Willie Moore

Personal information
- Native name: Liam Ó Mordha (Irish)
- Born: 1950 (age 75–76) Doon, County Limerick, Ireland
- Occupation: Teacher
- Height: 5 ft 10 in (178 cm)

Sport
- Sport: Hurling
- Position: Right corner-back

Club
- Years: Club
- Doon

Club titles
- Limerick titles: 0

Inter-county*
- Years: County / Apps (scores)
- 1971-1974: Limerick / 9 (0-00)

Inter-county titles
- Munster titles: 2
- All-Irelands: 1
- NHL: 0
- All Stars: 0
- *Inter County team apps and scores correct as of 20:25, 1 December 2011.

= Willie Moore (Limerick hurler) =

Irish hurler

William Moore (born 1950) is an Irish retired hurler who played as a right corner-back for the Limerick senior hurling team.

Moore made his first appearance for the team during the 1971 championship and became a regular player over the next few seasons.
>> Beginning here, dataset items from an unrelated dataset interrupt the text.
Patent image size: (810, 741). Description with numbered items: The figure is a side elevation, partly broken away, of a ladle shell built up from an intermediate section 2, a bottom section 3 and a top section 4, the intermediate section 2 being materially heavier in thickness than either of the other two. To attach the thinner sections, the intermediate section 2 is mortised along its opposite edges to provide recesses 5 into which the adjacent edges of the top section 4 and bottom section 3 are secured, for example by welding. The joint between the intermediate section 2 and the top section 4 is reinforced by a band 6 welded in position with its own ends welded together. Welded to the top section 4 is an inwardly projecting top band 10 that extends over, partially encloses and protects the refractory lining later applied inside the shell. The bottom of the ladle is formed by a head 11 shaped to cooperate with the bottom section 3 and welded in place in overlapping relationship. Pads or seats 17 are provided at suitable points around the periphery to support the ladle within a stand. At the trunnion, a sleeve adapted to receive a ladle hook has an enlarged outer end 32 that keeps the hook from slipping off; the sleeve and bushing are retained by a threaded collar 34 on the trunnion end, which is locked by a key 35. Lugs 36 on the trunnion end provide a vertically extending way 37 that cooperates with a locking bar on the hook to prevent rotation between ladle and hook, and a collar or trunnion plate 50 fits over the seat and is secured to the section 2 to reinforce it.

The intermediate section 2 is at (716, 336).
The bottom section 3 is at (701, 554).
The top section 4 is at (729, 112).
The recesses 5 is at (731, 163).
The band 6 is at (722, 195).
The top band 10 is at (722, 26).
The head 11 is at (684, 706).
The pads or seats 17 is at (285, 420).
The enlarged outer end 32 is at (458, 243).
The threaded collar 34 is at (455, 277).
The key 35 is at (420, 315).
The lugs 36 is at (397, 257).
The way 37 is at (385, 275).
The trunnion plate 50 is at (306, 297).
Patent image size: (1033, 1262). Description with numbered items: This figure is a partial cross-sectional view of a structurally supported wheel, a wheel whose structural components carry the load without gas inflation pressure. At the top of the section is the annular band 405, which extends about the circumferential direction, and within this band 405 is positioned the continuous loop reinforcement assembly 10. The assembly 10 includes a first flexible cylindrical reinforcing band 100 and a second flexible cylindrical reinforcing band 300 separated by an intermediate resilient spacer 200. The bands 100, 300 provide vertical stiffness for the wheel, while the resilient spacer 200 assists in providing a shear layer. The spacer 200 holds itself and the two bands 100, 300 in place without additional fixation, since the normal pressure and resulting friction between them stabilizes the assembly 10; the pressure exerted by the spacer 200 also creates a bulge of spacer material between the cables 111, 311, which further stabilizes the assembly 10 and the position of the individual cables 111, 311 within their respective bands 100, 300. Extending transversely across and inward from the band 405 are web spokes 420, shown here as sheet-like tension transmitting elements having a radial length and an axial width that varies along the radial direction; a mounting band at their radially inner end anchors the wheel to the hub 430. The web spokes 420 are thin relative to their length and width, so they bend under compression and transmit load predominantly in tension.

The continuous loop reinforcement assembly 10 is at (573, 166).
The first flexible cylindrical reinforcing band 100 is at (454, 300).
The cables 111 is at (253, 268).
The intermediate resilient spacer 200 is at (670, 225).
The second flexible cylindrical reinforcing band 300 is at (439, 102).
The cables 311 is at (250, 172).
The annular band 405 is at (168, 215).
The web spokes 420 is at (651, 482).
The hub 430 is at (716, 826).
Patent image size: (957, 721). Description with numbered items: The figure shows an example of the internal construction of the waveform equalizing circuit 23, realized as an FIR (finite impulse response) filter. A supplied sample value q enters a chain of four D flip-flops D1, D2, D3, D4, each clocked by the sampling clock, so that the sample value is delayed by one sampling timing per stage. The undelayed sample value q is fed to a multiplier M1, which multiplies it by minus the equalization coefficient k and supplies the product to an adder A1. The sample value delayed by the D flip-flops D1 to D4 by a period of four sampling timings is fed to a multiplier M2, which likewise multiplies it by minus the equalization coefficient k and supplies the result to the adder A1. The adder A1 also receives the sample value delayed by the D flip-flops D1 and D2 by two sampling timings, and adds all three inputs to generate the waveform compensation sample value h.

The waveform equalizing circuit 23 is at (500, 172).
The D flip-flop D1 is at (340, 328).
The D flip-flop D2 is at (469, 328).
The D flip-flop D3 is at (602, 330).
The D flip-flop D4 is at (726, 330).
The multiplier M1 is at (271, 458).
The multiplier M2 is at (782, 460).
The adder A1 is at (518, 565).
During that time he won one All-Ireland winners' medal and back-to-back Munster winners' medals.

At club level Moore enjoyed a lengthy career with Doon, however, he ended his career without claiming a county club championship winners' medal.

==Playing career==
===Club===

Moore played his club hurling with his local Doon club.

===Inter-county===

Moore first came to prominence as a member of the Limerick senior inter-county team in the early 1970s. In 1973 he won his first Munster Championship medal, Limerick's first since 1955. Limerick later faced Kilkenny in the All-Ireland final, however, the Munster champions were burdened with the underdogs tag. In spite of this Limerick powered to a seven-point victory, giving Moore an All-Ireland medal.

In 1974 Moore won a second consecutive Munster title before lining out in a second consecutive All-Ireland final. Once again Kilkenny provided the opposition. Limerick stormed to an early lead, however, a Pat Delaney shot from midfield bounced on the wet Croke Park surface and between goalkeeper Séamus Horgan's legs for a goal. Two more goals for Kilkenny put an end to Limerick's hopes of victory as 'the Cats' emerged the winners by twelve points.

Horgan continued hurling at inter-county level until 1974.